Bugünkü bakış açımla şunu söylemem yanlış olmaz:
-Goşist denen tipler, ajitatör olarak görev yapıp insanları özellikle de gençleri birbirine düşüren provokatörlerdi.
Bunlar, ortalık karışınca toz olan ve ertesi gün yeniden iş başı yapan illegallerdi.
“Faşizm”in kara, karanlık yüzü ise kendisini Türk, Türklük ve Türkiye için feda etmeye hazır olduğunu söyleyen Ülkücülere yamanan ‘faşist’ söyleminin membası idi.
Gariptir, ilginçtir; Ülkücüler bu yakıştırmayı üzerinden atmak için, “Biz faşist değil Türk milliyetçisiyiz” diye söylemlerde bulunsa, yayınlar yapsa da muarızları ikna etmeleri mümkün olmadı.

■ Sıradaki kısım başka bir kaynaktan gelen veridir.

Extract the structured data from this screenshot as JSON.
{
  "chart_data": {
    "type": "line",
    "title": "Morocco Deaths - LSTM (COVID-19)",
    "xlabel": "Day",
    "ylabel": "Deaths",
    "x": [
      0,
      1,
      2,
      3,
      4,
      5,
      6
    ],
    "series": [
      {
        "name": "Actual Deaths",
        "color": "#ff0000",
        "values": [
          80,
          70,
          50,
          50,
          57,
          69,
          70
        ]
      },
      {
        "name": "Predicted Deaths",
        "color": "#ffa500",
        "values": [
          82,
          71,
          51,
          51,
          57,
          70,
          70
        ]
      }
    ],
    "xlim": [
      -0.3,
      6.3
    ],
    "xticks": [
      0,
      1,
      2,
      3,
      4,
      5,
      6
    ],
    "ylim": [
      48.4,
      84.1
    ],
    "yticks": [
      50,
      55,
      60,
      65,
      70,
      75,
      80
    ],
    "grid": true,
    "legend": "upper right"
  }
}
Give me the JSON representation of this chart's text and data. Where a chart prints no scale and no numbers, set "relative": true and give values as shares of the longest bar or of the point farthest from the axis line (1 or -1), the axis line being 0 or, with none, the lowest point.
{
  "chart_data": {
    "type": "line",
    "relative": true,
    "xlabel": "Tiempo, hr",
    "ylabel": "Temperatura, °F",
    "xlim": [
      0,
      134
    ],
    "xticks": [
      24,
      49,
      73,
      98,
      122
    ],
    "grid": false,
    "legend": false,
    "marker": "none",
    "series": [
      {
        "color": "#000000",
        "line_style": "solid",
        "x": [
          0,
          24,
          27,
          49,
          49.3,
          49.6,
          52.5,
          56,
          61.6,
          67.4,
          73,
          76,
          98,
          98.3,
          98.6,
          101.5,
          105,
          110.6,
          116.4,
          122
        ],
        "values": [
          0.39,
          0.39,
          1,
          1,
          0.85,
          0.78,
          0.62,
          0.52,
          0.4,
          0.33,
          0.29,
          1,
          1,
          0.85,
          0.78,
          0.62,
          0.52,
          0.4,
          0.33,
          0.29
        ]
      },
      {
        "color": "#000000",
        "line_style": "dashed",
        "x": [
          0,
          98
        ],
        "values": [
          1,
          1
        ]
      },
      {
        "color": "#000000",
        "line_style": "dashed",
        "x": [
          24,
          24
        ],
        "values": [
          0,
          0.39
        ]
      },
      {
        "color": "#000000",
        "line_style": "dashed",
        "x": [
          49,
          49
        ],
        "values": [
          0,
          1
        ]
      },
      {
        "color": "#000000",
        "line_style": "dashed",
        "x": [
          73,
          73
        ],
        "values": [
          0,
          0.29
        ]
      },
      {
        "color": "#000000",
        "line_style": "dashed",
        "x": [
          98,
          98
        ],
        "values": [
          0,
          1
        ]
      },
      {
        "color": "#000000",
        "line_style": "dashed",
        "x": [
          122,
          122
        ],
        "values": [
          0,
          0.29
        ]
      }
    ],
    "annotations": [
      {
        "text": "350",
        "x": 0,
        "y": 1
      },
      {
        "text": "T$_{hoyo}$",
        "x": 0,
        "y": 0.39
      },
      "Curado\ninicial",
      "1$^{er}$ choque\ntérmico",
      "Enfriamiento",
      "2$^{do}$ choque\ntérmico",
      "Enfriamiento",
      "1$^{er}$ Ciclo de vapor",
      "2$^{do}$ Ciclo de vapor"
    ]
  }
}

Oysa ‘faşizm’, Batının insanlık dışı uygulamalara imza atmış bir siyasal akımı idi. İtalya’da doğdu, Almanya’da büyüdü ve dünyayı kana bulayıp uykuya yattı. SSCB’nin çöküşü ile uyandırıldı, son 10 yıldır ise Türk ve İslam düşmanlığı ile azdı, azdırıldı…
Neye rağmen?
“Faşizm, geleneksel siyasi yelpazede genel olarak aşırı sağa konulsa da, siyaset bilimciler tarafından bu tanım yeterli görülmemiş, tartışılmıştır.” görüşüne rağmen.
Sanki her yerdeler
‘Deizm’e gelecek olursak…
TDK: “Tanrı’yı yalnızca ilk sebep olarak kabul eden, evreni bir Tanrı’nın yarattığına inanmakla beraber yaratıcının evrene hiçbir müdahalesi olmadığını ve olmayacağını savunan, vahyi reddeden görüş.” diyor…
Batıda ilk ‘deizm’ kelimesi 1564’te kullanılmış olsa da, Türkiye’de bunun yüksek sesle konuşulduğu süreç yenidir.
Buna rağmen gençler arasında hızla yayılan bir hal aldı.
Goşistler, Gezi ve benzeri olaylarda görüldü, görülüyor. Yani lüzum ettikçe çıkıyor ya da çıkarılıyorlar…
Faşistler, Avrupa’nın ‘medeni’ denen ülkelerinin sokak aralarına kadar yayılmış; yakıyor yıkıyor, öldürüyorlar…
Deistler, her yerde…
En yetkili ağızlar
Böyle olmasa; Konya İl Milli Eğitim Müdürlüğü rapor hazırlar ve bu rapor siyasilerin diline düşer miydi?
Ya da…
Diyanet İşleri Başkanı Ali Erbaş, deizm için, “Ateizm Tanrı’yı da dini de her şeyi inkar etmek ama deizm çok enteresan bir tuzaktır. Bu tuzağa gelme noktasında olan arkadaşlarınız olursa onları uyarınız.” der miydi?
Sonuç: İnsanlığa düşman kişi, görüş ve ‘izm’ler hiç bitmiyor. Aman dikkat!